Thursday, December 29, 2016

A Fork from statsd-jvm-profiler




Use influxDB tag to save multiple metrics in one measurement


etsy:statsd-jvm-profiler save each single metric in one measurement, for example, it saves heap metrics into multiple measurements (XXX is prefix defined through arguments):

XXX_total.init
XXX_total.max
XXX_total.commited
XXX_total.used

My fork saves related metrics into one measurement, using tag “type” to define metrics. The above metrics will be saved into one “XXX_heap” measurement:


> select * from test_heap where pid=~ /exp.*/ limit 10

name: test_heap

time                    host    metric_type     pid             type            value

----                    ----    -----------     ---             ----            -----

2016-12-29T07:08:05Z    exp     gauge           27645@exp_1229  total.committed 1.286602752e+09
2016-12-29T07:08:05Z    exp     gauge           27645@exp_1229  total.max       1.286602752e+09
2016-12-29T07:08:05Z    exp     gauge           27645@exp_1229  total.init      1.34217728e+09
2016-12-29T07:08:05Z    exp     gauge           27645@exp_1229  total.used      2.0164352e+07
 

All metrics about non-heap will be saved into “XXX_nonheap” measurement; All CPU tracing metrics will be saved into “XXX_cpu_trace”.

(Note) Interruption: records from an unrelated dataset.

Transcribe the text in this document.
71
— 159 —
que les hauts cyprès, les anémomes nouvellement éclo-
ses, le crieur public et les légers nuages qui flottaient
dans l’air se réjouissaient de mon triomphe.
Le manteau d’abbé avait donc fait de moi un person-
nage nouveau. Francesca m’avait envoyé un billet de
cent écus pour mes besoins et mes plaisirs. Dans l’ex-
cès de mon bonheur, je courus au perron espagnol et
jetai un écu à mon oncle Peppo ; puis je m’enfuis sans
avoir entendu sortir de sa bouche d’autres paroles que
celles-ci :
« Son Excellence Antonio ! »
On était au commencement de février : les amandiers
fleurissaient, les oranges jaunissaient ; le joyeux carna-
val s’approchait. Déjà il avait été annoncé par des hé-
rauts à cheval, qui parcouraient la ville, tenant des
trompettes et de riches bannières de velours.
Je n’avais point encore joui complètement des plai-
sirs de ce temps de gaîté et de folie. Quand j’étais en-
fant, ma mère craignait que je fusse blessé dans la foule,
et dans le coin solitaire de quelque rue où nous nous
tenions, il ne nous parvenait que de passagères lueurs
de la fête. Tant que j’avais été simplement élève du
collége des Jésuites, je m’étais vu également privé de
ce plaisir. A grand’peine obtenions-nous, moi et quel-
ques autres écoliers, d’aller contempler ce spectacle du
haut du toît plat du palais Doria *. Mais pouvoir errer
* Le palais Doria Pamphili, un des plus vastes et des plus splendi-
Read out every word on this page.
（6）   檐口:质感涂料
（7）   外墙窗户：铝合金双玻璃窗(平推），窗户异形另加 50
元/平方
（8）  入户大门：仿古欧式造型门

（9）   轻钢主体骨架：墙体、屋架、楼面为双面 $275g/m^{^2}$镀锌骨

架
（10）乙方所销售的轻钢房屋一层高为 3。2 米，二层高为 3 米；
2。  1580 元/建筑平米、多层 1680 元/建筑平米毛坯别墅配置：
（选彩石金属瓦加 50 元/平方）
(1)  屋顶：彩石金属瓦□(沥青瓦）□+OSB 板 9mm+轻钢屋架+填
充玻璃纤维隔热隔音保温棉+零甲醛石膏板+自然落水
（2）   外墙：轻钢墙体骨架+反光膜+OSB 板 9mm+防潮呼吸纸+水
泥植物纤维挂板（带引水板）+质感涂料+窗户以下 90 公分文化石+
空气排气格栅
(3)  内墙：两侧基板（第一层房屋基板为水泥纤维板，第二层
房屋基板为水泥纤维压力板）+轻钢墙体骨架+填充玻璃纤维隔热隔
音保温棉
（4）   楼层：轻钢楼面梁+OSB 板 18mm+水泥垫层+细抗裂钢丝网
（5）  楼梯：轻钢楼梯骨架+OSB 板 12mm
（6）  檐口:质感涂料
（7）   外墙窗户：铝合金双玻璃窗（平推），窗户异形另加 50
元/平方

The benefits of saving multiple related metrics into one measurement are:
  • Less clutter, easier to inspect the influxdb database
  •  Easier to create graphs on Grafana. In Grafana, users can select measurements from a dropdown list, if there are many measurements, user-ability will suffer


Use a configuration file to define arguments


With etsy:statsd-jvm-profiler, you need to define arguments via the command line, this becomes unwieldy when there are many arguments to differ. My fork defines arguments through a configuration file. Below is an exemplary configuration file: 

server:"localhost"

port: "8125",

prefix: "test",

profilers: "MemoryProfiler:GeneralMBeanProfiler:CPUTracingProfiler",

packageWhitelist: "packa:packb:packc",

period: 10,

beans:[

      {

            name: "jboss.web:type=Manager,context=/a,host=localhost"
            metric: "session_a"
            attributes:["activeSessions", "expiredSessions" ]
      },   
     
     
      {
            name: "jboss.web:type=DataSource,class=javax.sql.DataSource,name=\"b\""
            metric: "connection_b"
            attributes:["connectCount", "closeCount","activeCount","activePeak","notEmptyWaitCount","notEmptyWaitMillis","notEmptyWaitThreadCount","notEmptyWaitThreadPeak" ]
      }
     
]
 

You can now define period, whose time unit is second. If you want to define period for one particular profiler, use “profilername-period” to define, for example:

CPUTracingProfiler-period: 30

Add GeneralMBeanProfiler


GeneralMBeanProfiler collects information from general MBeans. An example is shown in the above configuration file. 

CPU Flame Graph within a period

With cpu tracing go into one measurement, my fork supports generating cpu flame graphs within a period. influxdb_dump.py now supports two new parameters: begin and end. Example: 

./influxdb_dump.py --host localhost --port 8086 --username admin --password admin --database telegraf --prefix test --begin 2016-12-29T07:34:00Z --end 2016-12-29T07:36:00Z | ./flamegraph.pl > flame.svg

A CPU Flame Graph created in this way is useful if:
1) you have periodic CPU spikes
2) you have CPU spikes that last a long time
3) you want to understand why heap consumption jumps up regularly 

Here is an explanation of CPU Flame Graph: How to read a CPU Flame Graph

Enable profilers through REST

A post REST API is created to support enabling profilers at runtime, example:

curl -XPOST http://localhost:5005/enable/CPUTracingProfiler -d '{"packageWhitelist": ["a","b"]}'

The body of this API should be a json.